Şansıma, Soğuk Savaş sonrası uluslararası ilişkilerin ne menem bir hale evrildiği, ve kısa-orta vadeli gelecekte de ne yöne doğru hareketleneceği konusunda tutarlı tahminlerin yapılabilmeye başlandığı bir dönemde okudum ben uluslararası ilişkiler bölümünde… O dönemde hocalarımızın ve okuduğumuz güncel literatürün en belirgin hatırlatmaları Soğuk Savaş’ın iki kutuplu sisteminin sona erdiği ve yeni bir dönemin başladığı, bu dönemin kendi dinamiklerini yarattığı, ve bu nedenle klasik tip “(neo-)realist” analizlerin “neler olup bittiğini anlamakta, ve neler olup bitebileceğini kestirmekte” artık geçerli-yeterli olmadığı üzerineydi. “Dinazor” olarak nitelendirilen “eski kafa” uluslararası ilişkiciler ise bu yeni çağı anlamıyorlar, ya da (belki de yıllardır alışık oldukları analiz şablonlarından kurtulmaya üşendikleri için?) anlamamazlıktan geliyorlardı.

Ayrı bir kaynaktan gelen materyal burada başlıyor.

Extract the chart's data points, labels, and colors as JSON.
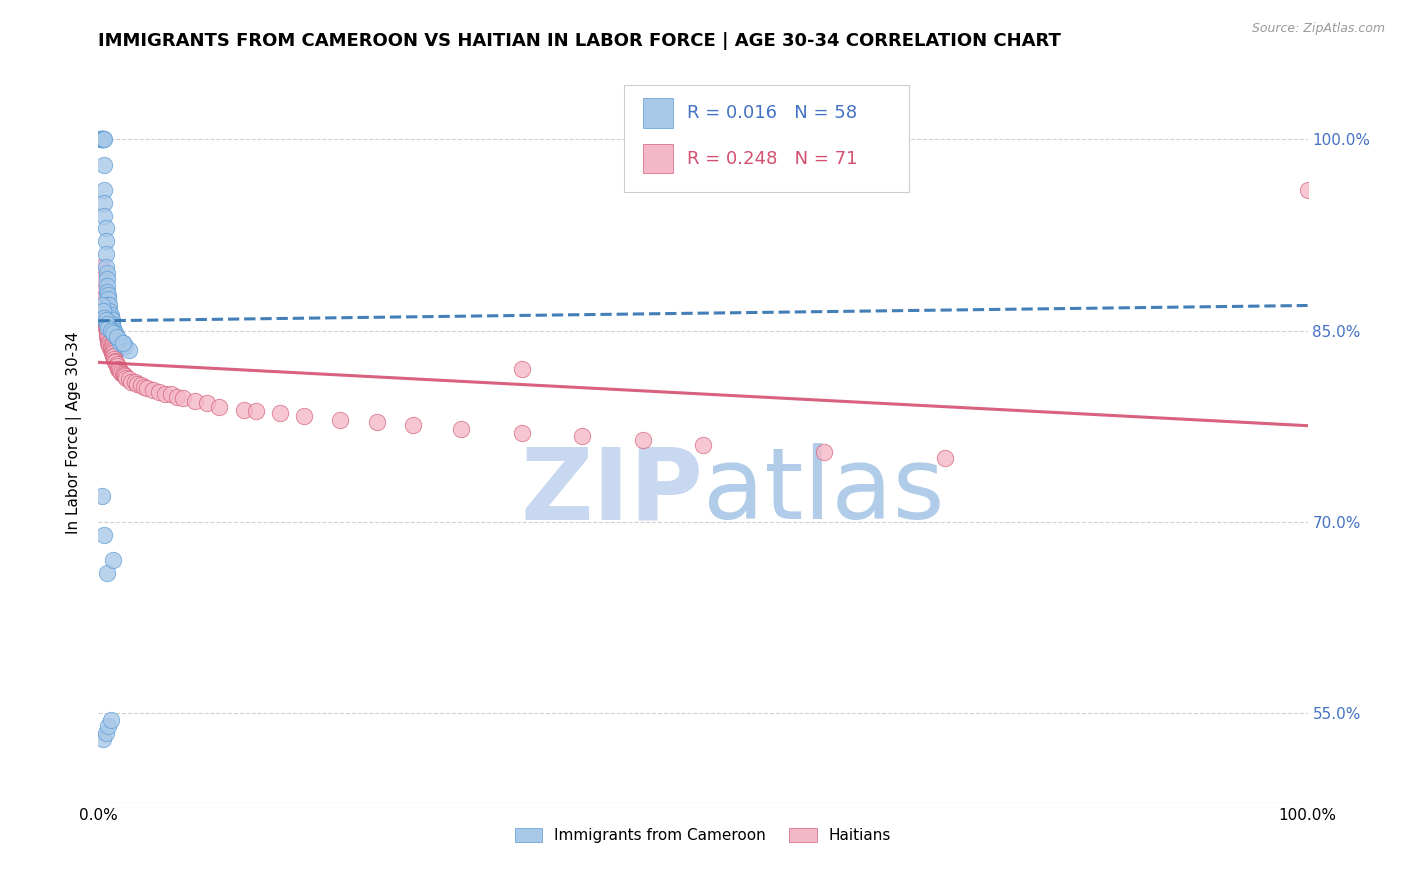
{
  "title": "IMMIGRANTS FROM CAMEROON VS HAITIAN IN LABOR FORCE | AGE 30-34 CORRELATION CHART",
  "source_text": "Source: ZipAtlas.com",
  "ylabel": "In Labor Force | Age 30-34",
  "xlim": [
    0.0,
    1.0
  ],
  "ylim": [
    0.48,
    1.06
  ],
  "yticks": [
    0.55,
    0.7,
    0.85,
    1.0
  ],
  "ytick_labels": [
    "55.0%",
    "70.0%",
    "85.0%",
    "100.0%"
  ],
  "xtick_labels": [
    "0.0%",
    "100.0%"
  ],
  "cameroon_color": "#a8c8e8",
  "cameroon_edge": "#5b9bd5",
  "haitian_color": "#f4b8c8",
  "haitian_edge": "#d4607a",
  "line_cameroon_color": "#3070b0",
  "line_haitian_color": "#d45070",
  "grid_color": "#d0d0d0",
  "background_color": "#ffffff",
  "title_fontsize": 13,
  "label_fontsize": 11,
  "tick_fontsize": 11,
  "legend_fontsize": 13,
  "watermark_fontsize": 72,
  "watermark_zip_color": "#c8d8f0",
  "watermark_atlas_color": "#b0cce8",
  "cameroon_x": [
    0.002,
    0.002,
    0.003,
    0.003,
    0.003,
    0.004,
    0.004,
    0.004,
    0.004,
    0.005,
    0.005,
    0.005,
    0.005,
    0.005,
    0.006,
    0.006,
    0.006,
    0.006,
    0.007,
    0.007,
    0.007,
    0.007,
    0.008,
    0.008,
    0.008,
    0.009,
    0.009,
    0.01,
    0.01,
    0.011,
    0.011,
    0.012,
    0.013,
    0.014,
    0.015,
    0.016,
    0.018,
    0.02,
    0.022,
    0.025,
    0.003,
    0.004,
    0.005,
    0.006,
    0.007,
    0.008,
    0.01,
    0.012,
    0.015,
    0.02,
    0.003,
    0.005,
    0.007,
    0.012,
    0.004,
    0.006,
    0.008,
    0.01
  ],
  "cameroon_y": [
    1.0,
    1.0,
    1.0,
    1.0,
    1.0,
    1.0,
    1.0,
    1.0,
    1.0,
    1.0,
    0.98,
    0.96,
    0.95,
    0.94,
    0.93,
    0.92,
    0.91,
    0.9,
    0.895,
    0.89,
    0.885,
    0.88,
    0.878,
    0.875,
    0.87,
    0.87,
    0.865,
    0.862,
    0.86,
    0.858,
    0.855,
    0.852,
    0.85,
    0.848,
    0.845,
    0.843,
    0.84,
    0.84,
    0.838,
    0.835,
    0.87,
    0.865,
    0.86,
    0.858,
    0.855,
    0.852,
    0.85,
    0.848,
    0.845,
    0.84,
    0.72,
    0.69,
    0.66,
    0.67,
    0.53,
    0.535,
    0.54,
    0.545
  ],
  "haitian_x": [
    0.002,
    0.003,
    0.003,
    0.004,
    0.004,
    0.005,
    0.005,
    0.005,
    0.006,
    0.006,
    0.006,
    0.007,
    0.007,
    0.007,
    0.008,
    0.008,
    0.009,
    0.009,
    0.01,
    0.01,
    0.01,
    0.011,
    0.011,
    0.012,
    0.012,
    0.013,
    0.013,
    0.014,
    0.014,
    0.015,
    0.015,
    0.016,
    0.017,
    0.018,
    0.019,
    0.02,
    0.021,
    0.022,
    0.023,
    0.025,
    0.027,
    0.03,
    0.032,
    0.035,
    0.038,
    0.04,
    0.045,
    0.05,
    0.055,
    0.06,
    0.065,
    0.07,
    0.08,
    0.09,
    0.1,
    0.12,
    0.13,
    0.15,
    0.17,
    0.2,
    0.23,
    0.26,
    0.3,
    0.35,
    0.4,
    0.45,
    0.5,
    0.6,
    0.7,
    1.0,
    0.35
  ],
  "haitian_y": [
    0.9,
    0.89,
    0.88,
    0.875,
    0.87,
    0.865,
    0.862,
    0.858,
    0.856,
    0.854,
    0.852,
    0.85,
    0.848,
    0.845,
    0.843,
    0.84,
    0.84,
    0.838,
    0.838,
    0.836,
    0.835,
    0.834,
    0.832,
    0.832,
    0.83,
    0.83,
    0.828,
    0.826,
    0.825,
    0.824,
    0.822,
    0.82,
    0.82,
    0.818,
    0.817,
    0.816,
    0.815,
    0.814,
    0.813,
    0.812,
    0.81,
    0.81,
    0.808,
    0.807,
    0.806,
    0.805,
    0.803,
    0.802,
    0.8,
    0.8,
    0.798,
    0.797,
    0.795,
    0.793,
    0.79,
    0.788,
    0.787,
    0.785,
    0.783,
    0.78,
    0.778,
    0.776,
    0.773,
    0.77,
    0.767,
    0.764,
    0.76,
    0.755,
    0.75,
    0.96,
    0.82
  ]
}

Galatasaray Üniversitesi’ ndeki nispeten genç ve parlak hocalarımızın bu “eski kafa” ve ondan güç alan “komplocu uluslararası ilişkilercilik” le nasıl da (haklı olarak) inceden eğlendiklerini iyi hatırlıyorum.

Sonra garip bir şey oldu.

“Sistemin sürekli değiştiği ve analiz modellerinin de sürekli güncellenmesi gerektiğini” (haklı olarak) sürekli ön plana çıkaran yazar ve uzmanların ta kendileri unutuverdiler bunu yapmayı!

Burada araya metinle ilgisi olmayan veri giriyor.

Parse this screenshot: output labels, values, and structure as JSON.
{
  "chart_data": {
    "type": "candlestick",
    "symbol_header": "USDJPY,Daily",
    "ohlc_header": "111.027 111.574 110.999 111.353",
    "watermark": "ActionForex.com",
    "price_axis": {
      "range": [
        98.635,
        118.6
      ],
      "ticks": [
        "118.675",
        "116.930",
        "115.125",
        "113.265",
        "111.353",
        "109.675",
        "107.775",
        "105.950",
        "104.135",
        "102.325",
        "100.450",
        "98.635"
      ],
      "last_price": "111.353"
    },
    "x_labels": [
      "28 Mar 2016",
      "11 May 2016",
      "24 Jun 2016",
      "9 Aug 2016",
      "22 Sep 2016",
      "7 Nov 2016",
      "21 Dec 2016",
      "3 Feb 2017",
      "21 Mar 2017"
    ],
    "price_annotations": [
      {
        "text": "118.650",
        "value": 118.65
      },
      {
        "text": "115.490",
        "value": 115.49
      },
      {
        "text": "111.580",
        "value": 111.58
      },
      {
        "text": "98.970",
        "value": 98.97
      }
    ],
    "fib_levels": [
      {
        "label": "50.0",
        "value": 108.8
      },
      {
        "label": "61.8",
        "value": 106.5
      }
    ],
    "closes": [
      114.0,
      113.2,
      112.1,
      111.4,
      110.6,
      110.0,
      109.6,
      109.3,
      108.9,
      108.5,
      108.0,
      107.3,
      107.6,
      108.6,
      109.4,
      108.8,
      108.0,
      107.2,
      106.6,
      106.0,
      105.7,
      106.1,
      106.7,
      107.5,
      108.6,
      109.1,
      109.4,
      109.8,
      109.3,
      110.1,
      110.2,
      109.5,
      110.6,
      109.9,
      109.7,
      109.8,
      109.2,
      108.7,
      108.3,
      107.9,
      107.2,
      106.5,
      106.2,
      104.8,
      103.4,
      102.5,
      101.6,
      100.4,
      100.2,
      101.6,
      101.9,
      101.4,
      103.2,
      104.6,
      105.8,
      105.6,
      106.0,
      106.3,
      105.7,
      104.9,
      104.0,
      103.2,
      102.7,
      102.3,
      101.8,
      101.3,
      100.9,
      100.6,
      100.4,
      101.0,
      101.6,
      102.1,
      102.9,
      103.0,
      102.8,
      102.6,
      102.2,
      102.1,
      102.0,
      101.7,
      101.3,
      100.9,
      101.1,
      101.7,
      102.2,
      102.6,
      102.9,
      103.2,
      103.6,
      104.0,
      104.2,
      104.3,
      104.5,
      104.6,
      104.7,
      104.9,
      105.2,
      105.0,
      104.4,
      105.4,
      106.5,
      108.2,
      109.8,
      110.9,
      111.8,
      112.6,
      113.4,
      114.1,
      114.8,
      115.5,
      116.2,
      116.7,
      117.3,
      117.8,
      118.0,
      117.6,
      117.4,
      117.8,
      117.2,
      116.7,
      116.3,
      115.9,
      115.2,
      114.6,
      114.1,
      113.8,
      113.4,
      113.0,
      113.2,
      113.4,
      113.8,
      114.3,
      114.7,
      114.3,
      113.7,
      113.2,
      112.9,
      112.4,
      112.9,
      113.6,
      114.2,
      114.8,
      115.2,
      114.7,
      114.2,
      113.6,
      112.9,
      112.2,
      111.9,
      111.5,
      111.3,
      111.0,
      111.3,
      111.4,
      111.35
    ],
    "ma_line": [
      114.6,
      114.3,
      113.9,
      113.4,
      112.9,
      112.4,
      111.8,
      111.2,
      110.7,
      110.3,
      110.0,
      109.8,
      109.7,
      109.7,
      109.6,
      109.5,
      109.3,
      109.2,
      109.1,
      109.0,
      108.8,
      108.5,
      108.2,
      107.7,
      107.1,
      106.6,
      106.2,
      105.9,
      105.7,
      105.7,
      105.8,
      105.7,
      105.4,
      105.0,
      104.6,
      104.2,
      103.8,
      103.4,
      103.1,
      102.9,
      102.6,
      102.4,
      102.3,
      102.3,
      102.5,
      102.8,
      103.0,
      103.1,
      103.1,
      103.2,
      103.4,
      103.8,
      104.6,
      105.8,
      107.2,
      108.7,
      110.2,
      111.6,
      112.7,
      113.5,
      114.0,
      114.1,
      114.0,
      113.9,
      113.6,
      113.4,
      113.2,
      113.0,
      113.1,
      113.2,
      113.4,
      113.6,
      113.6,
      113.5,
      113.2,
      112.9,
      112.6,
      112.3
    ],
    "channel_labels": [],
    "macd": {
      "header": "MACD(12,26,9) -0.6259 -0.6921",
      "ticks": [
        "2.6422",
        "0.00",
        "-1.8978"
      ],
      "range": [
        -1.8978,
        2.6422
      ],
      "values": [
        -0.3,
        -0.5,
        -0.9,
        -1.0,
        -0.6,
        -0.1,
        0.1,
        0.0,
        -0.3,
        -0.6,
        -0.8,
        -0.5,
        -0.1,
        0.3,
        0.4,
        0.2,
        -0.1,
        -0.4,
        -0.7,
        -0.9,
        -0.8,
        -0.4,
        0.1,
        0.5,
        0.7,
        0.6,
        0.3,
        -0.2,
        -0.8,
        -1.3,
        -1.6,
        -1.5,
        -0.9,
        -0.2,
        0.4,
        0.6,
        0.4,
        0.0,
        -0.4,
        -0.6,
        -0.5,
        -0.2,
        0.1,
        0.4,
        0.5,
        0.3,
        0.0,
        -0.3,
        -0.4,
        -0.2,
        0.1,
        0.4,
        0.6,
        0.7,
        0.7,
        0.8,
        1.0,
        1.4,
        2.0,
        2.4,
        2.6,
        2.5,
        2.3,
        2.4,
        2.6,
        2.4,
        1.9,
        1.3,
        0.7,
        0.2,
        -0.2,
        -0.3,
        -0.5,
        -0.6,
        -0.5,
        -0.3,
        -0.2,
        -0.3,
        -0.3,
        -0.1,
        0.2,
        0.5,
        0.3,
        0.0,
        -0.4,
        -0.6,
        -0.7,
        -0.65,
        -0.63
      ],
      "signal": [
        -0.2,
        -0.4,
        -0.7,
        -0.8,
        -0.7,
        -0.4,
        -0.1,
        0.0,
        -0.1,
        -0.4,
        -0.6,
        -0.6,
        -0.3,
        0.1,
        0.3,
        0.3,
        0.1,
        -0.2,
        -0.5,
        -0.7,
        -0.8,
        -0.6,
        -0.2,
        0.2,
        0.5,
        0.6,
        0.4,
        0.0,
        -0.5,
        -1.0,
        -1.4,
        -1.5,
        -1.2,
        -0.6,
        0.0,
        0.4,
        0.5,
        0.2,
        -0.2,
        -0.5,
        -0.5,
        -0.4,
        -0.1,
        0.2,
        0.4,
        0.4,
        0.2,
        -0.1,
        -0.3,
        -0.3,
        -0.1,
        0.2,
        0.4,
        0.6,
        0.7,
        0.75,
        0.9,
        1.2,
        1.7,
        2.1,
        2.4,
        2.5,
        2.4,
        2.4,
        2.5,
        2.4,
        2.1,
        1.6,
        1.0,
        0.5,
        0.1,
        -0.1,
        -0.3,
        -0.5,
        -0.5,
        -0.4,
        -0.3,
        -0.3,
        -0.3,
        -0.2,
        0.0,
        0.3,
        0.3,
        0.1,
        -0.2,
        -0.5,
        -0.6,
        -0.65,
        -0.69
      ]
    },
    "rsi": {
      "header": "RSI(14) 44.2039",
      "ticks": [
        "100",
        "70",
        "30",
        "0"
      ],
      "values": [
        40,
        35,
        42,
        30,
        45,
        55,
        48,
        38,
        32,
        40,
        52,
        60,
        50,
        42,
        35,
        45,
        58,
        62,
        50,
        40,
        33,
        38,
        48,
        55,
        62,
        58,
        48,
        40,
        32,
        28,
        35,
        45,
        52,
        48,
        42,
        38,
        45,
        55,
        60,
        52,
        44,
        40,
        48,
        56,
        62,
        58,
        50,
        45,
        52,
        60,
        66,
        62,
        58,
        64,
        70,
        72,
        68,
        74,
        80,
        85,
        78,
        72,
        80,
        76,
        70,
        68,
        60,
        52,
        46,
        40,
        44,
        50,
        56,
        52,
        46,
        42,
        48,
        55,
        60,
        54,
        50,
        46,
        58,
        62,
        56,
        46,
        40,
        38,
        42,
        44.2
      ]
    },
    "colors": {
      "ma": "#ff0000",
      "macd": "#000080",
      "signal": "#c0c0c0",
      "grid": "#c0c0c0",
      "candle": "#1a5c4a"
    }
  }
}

Onlarca, yüzlerce örnek verilebilir. Ama Cengiz Çandar’ın 21 Mayıs 2010 tarihinde Radikal’de yayımlanan yazısı güncel ve “cuk oturan” bir örnek. Çandar “Soğuk Savaş sonrası” terimlerini sık sık ve gayet yerinde kullandığı yazısında Türkiye, İran, Brezilya ve ABD arasında yaşanan “nükleer diplomasisini” analiz etmeye soyunuyor. Özellikle de Türkiye’nin konumunu ve hamlelerini sorguluyor ve AKP hükümetine bu konuda “tam not” gibisinden bir şey veriyor, doğrudan öyle yazmasa da. Versin, hakkıdır. Analizi genelde sağlam veriler üzerine dayalı, ve değişkenleri (bir köşe yazısında mümkün olacak ölçüde) kapsıyor. Yalnız analizlerin 3 ayağı vardır, eğer sadece bugünü değil yarına dair öngörüleri de kapsıyorsa. İlk iki ayak, değişkenler ve veriler tamam; ve fakat üçüncü ayak “varsayımlar”… İşte burada Çandar “kafayı değiştirmek lazım kafayı!” diye haklı olarak haykırıp bunu kendisine uygulamayanlar kervanına katılıyor.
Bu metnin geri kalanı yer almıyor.